Sunday, April 1, 2012


Robotics is one of science’s new frontiers and the recent SeaPerch regional championships proved Filipinos are key to helping young Americans cross that threshold.

At least 17 of the Maryland middle and high schools that took part in the SeaPerch contest at the University of Maryland-Baltimore last March 26 had one or more Filipino coaches (some schools fielded more than one team).

Most of them were trained by compatriot Criselda Belarmino, a chemistry and physics teacher who’s been at the forefront of many school science competitions since she was recruited from the Philippines by a Kansas, Mo. school in 2005.

SeaPerch was established in 2003 to promote interest in underwater studies. The program trains tutors to teach students how to build submersible Remotely Operated Vehicles (ROVs) as part of regular or extracurricular school work.

“Students learn important engineering and design skills,” its website proclaimed “and are exposed to all the exciting careers that are possible in naval architecture and naval, ocean and marine engineering.”

The program is funded by the Office of Naval Research and aims to develop the next generation of naval architects; and marine, naval and ocean engineers.

The importance of underwater ROVs was evident during last year’s Gulf Coast oil disaster where engineers relied exclusively on deep-sea submersibles to stop leaking crude from a damaged oil rig.

Winners of the regional contest will go to the National SeaPerch Challenge that is being held this year at the Manassas Park Community Center in Prince William, Va. Organizers expect as many as 80 teams of 4 students and one advisor/coach per team coming from all over the nation.

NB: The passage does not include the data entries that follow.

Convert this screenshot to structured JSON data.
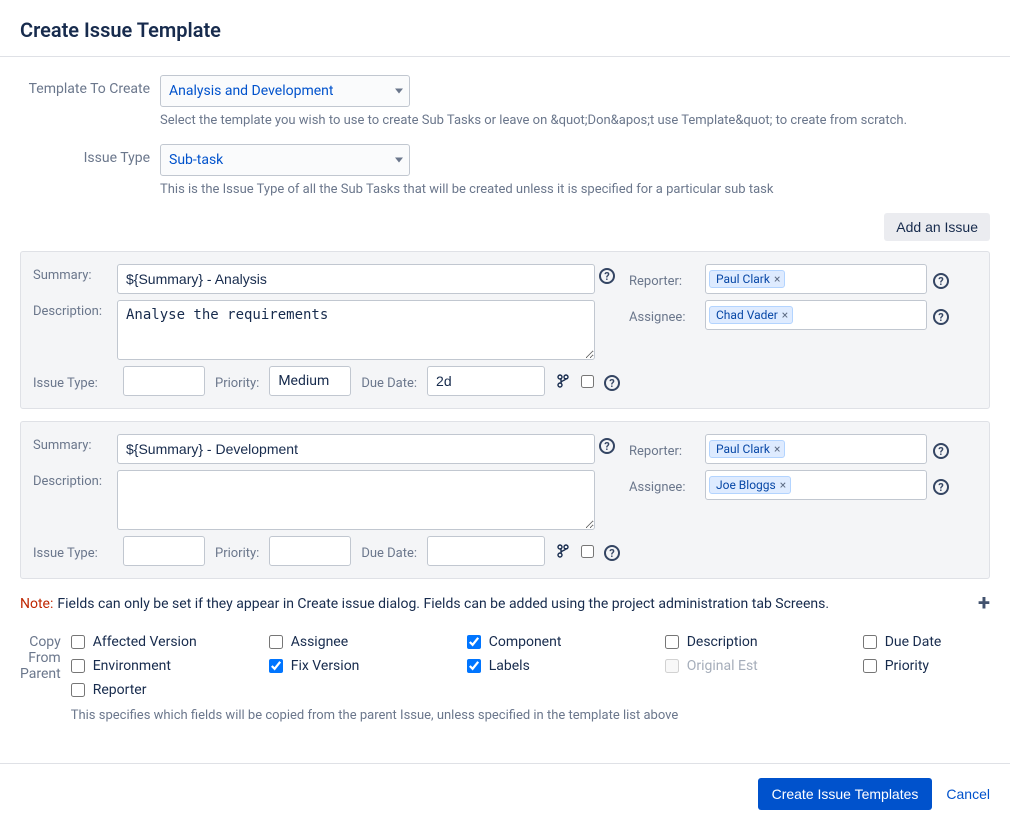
{
  "header": {
    "title": "Create Issue Template"
  },
  "templateField": {
    "label": "Template To Create",
    "value": "Analysis and Development",
    "hint": "Select the template you wish to use to create Sub Tasks or leave on &quot;Don&apos;t use Template&quot; to create from scratch."
  },
  "issueTypeField": {
    "label": "Issue Type",
    "value": "Sub-task",
    "hint": "This is the Issue Type of all the Sub Tasks that will be created unless it is specified for a particular sub task"
  },
  "addIssueLabel": "Add an Issue",
  "issues": [
    {
      "summaryLabel": "Summary:",
      "summary": "${Summary} - Analysis",
      "descriptionLabel": "Description:",
      "description": "Analyse the requirements",
      "reporterLabel": "Reporter:",
      "reporter": "Paul Clark",
      "assigneeLabel": "Assignee:",
      "assignee": "Chad Vader",
      "issueTypeLabel": "Issue Type:",
      "issueType": "",
      "priorityLabel": "Priority:",
      "priority": "Medium",
      "dueDateLabel": "Due Date:",
      "dueDate": "2d"
    },
    {
      "summaryLabel": "Summary:",
      "summary": "${Summary} - Development",
      "descriptionLabel": "Description:",
      "description": "",
      "reporterLabel": "Reporter:",
      "reporter": "Paul Clark",
      "assigneeLabel": "Assignee:",
      "assignee": "Joe Bloggs",
      "issueTypeLabel": "Issue Type:",
      "issueType": "",
      "priorityLabel": "Priority:",
      "priority": "",
      "dueDateLabel": "Due Date:",
      "dueDate": ""
    }
  ],
  "note": {
    "prefix": "Note:",
    "text": "Fields can only be set if they appear in Create issue dialog. Fields can be added using the project administration tab Screens."
  },
  "copySection": {
    "label": "Copy From Parent",
    "hint": "This specifies which fields will be copied from the parent Issue, unless specified in the template list above",
    "items": [
      {
        "label": "Affected Version",
        "checked": false,
        "disabled": false
      },
      {
        "label": "Assignee",
        "checked": false,
        "disabled": false
      },
      {
        "label": "Component",
        "checked": true,
        "disabled": false
      },
      {
        "label": "Description",
        "checked": false,
        "disabled": false
      },
      {
        "label": "Due Date",
        "checked": false,
        "disabled": false
      },
      {
        "label": "Environment",
        "checked": false,
        "disabled": false
      },
      {
        "label": "Fix Version",
        "checked": true,
        "disabled": false
      },
      {
        "label": "Labels",
        "checked": true,
        "disabled": false
      },
      {
        "label": "Original Est",
        "checked": false,
        "disabled": true
      },
      {
        "label": "Priority",
        "checked": false,
        "disabled": false
      },
      {
        "label": "Reporter",
        "checked": false,
        "disabled": false
      }
    ]
  },
  "footer": {
    "primary": "Create Issue Templates",
    "cancel": "Cancel"
  }
}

The Filipino teacher-coaches who participated in last week’s SeaPerch regional competitions are Geneve Garcia, Maria Panganiban, Leodegario Ras, Arthur Mitra, Ferdinand Camarote, Janice Enrico, Ferdinand Soriano, Ledi Caranay, Susana Pascual, Virginia Maranan, Warren Jamis, Ronnie Pitogo and Julita Belches

Belarmino, who teaches at the Maritime Industry Academy in this city, is an active proponent of robotics. Her team almost won the regional SeaPerch contest last year, she said, but was beaten by the bigger and better-funded Baltimore Polytechnique Institute when their craft’s propeller failed.

A graduate of the Marikina Institute of Science & Technology, she was among the first to receive a Department of Education scholarship to pursue her Masters at Dela Salle University in 2001. She taught physics at the Novaliches High School in Quezon City.

In 2005, she was lured by a teaching post in Kansas City, where she led the school’s contingent in the 1st robotic competition, winning an $18,000 grant. “Many of the students were finding things to do after school,” she explained.

All nine of the students who joined the robotics team earned scholarships and a ticket to college, Belarmino said.

She moved to the Baltimore area in 2009, becoming the only Filipino science teacher leader and physics teaching resource agent in the school district. Belarmino is a certified trainer in the American Association of Physics Teachers (AAPT).

Since finishing a 2-week trainer’s training coarse in Hawaii three years ago, Belarmino has helped develop dozens of teacher-coaches, many of them fellow Filipinos in Baltimore city schools, to help lead their respective school’s robotics teams.

The United States has fallen behind from 3rd to 17th in the world in the number of engineering college graduates. There is reportedly a shortage of 400,000 engineers in the US and experts warn that would hurt US competitiveness.

The SeaPerch program is credited with training more than 4,000 teachers in 43 states.